Constanta — страница 52 из 62

– Я понятия не имею. Может быть, сегодня.

– Что будет, если подозрения подтвердятся?

– Думаю, оперировать будут. А он чертовски этого боится и плачет. Даже начал делать вид, что у него ничего не болит, настолько боится больниц.

Я покачала головой. Как я его понимаю.

– Я, если честно, боюсь показываться ей на глаза. Тем более, это ваш ребенок, я к нему не имею никакого отношения. Это может вывести ее из себя.

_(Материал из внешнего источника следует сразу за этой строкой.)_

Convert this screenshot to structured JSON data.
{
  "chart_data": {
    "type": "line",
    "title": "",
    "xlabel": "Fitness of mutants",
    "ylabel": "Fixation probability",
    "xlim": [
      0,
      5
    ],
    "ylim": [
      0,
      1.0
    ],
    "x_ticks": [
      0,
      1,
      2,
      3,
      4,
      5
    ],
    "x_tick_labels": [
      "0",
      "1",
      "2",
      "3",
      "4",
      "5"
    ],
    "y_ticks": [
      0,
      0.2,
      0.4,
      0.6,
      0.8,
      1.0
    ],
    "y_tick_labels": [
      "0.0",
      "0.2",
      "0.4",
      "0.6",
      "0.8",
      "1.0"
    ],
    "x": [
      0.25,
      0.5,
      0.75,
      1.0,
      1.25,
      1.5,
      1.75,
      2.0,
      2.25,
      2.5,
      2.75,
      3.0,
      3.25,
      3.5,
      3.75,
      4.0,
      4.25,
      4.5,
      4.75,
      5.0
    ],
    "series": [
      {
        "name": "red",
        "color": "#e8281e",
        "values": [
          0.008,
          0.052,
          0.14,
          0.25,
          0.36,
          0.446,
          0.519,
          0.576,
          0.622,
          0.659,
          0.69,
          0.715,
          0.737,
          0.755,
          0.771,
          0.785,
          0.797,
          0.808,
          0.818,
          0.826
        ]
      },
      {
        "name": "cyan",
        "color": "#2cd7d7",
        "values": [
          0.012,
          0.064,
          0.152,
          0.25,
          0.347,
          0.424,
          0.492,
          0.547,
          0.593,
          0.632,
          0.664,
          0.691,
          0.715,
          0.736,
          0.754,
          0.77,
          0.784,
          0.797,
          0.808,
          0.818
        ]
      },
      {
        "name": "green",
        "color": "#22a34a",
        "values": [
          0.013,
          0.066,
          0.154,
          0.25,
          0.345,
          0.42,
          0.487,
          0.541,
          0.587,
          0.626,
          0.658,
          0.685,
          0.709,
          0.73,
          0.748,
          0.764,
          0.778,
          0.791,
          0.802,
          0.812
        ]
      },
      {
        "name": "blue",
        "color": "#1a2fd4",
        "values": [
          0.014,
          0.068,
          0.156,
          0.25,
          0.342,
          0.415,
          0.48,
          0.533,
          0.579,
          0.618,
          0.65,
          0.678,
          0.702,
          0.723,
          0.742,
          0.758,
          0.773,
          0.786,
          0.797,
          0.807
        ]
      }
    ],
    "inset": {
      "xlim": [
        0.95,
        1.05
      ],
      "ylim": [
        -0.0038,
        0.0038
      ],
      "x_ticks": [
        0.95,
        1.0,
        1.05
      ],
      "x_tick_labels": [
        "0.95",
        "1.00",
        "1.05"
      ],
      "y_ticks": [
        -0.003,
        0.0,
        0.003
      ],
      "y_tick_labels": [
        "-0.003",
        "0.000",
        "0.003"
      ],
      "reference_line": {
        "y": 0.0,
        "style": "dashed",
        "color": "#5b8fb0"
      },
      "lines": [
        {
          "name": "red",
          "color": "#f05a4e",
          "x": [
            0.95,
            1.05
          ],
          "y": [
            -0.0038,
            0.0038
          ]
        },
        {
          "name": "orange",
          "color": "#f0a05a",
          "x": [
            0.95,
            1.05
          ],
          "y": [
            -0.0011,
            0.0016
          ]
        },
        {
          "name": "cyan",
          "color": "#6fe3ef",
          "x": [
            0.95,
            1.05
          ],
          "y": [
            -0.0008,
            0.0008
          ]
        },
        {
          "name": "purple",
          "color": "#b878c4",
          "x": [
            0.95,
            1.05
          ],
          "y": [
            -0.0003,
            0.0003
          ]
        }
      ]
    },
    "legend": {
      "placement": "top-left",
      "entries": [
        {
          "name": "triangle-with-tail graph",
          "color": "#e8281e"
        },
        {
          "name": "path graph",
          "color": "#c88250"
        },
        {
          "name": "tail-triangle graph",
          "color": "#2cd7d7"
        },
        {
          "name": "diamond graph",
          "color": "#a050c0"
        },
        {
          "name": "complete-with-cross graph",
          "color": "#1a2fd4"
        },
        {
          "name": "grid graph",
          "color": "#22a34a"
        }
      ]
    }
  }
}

– Не волнуйся. Я буду рядом. Ты имеешь отношение ко мне, а значит, и к моему сыну, и к дочке тоже. Ты должна знать их, а они – тебя. Я не собираюсь тебя скрывать, кто бы там что ни говорил. Да, это дерзость, да, наглость. Но мне кажется издевательством бросать тебя в одиночестве, когда у меня возникают проблемы личного характера, да еще и скрывать этим факт наших отношений. Все должны знать. И с детьми тебя познакомить надо было еще раньше. Мы с тобой не будем теперь порознь, в этом вся суть. Мои проблемы – твои проблемы и наоборот. Все общее. Мы ведь с тобой будущие супруги. А значит…

– …в одной упряжке, – перебила я с улыбкой.

– Да. И, что бы она ни говорила, просто не слушай, не принимай всерьез. Важнее, что я рядом. Я тебя не оставлю ей на съедение. Не реагируй на провокации. Не уверен на сто процентов, что они будут. Но все же. Она уже в курсе, что ты приедешь.

– Правда? – я округлила глаза, облизывая губы от волнения. – И что она?!

– Она ничего с этим не может сделать, кроме как уйти из больницы на время твоего визита. Но она не уйдет. Я ее знаю, назло останется.

– Вот черт, – расстроилась я. – Наверное, мне лучше… мне не стоит идти.

– Стоит. Я так хочу. А тебе нечего бояться.

– Но она ведь взбесится…

– Пусть. Зато правда будет снаружи, а не с изнанки. Пусть встретит эту правду лицом к лицу. Так ей будет легче принять ее окончательно.

Мы, наконец, подъехали к больнице, и я не без опаски вылезла из машины, тихонько хлопнув дверью, будто как только покину салон «форда», жена Довлатова на меня набросится и растерзает.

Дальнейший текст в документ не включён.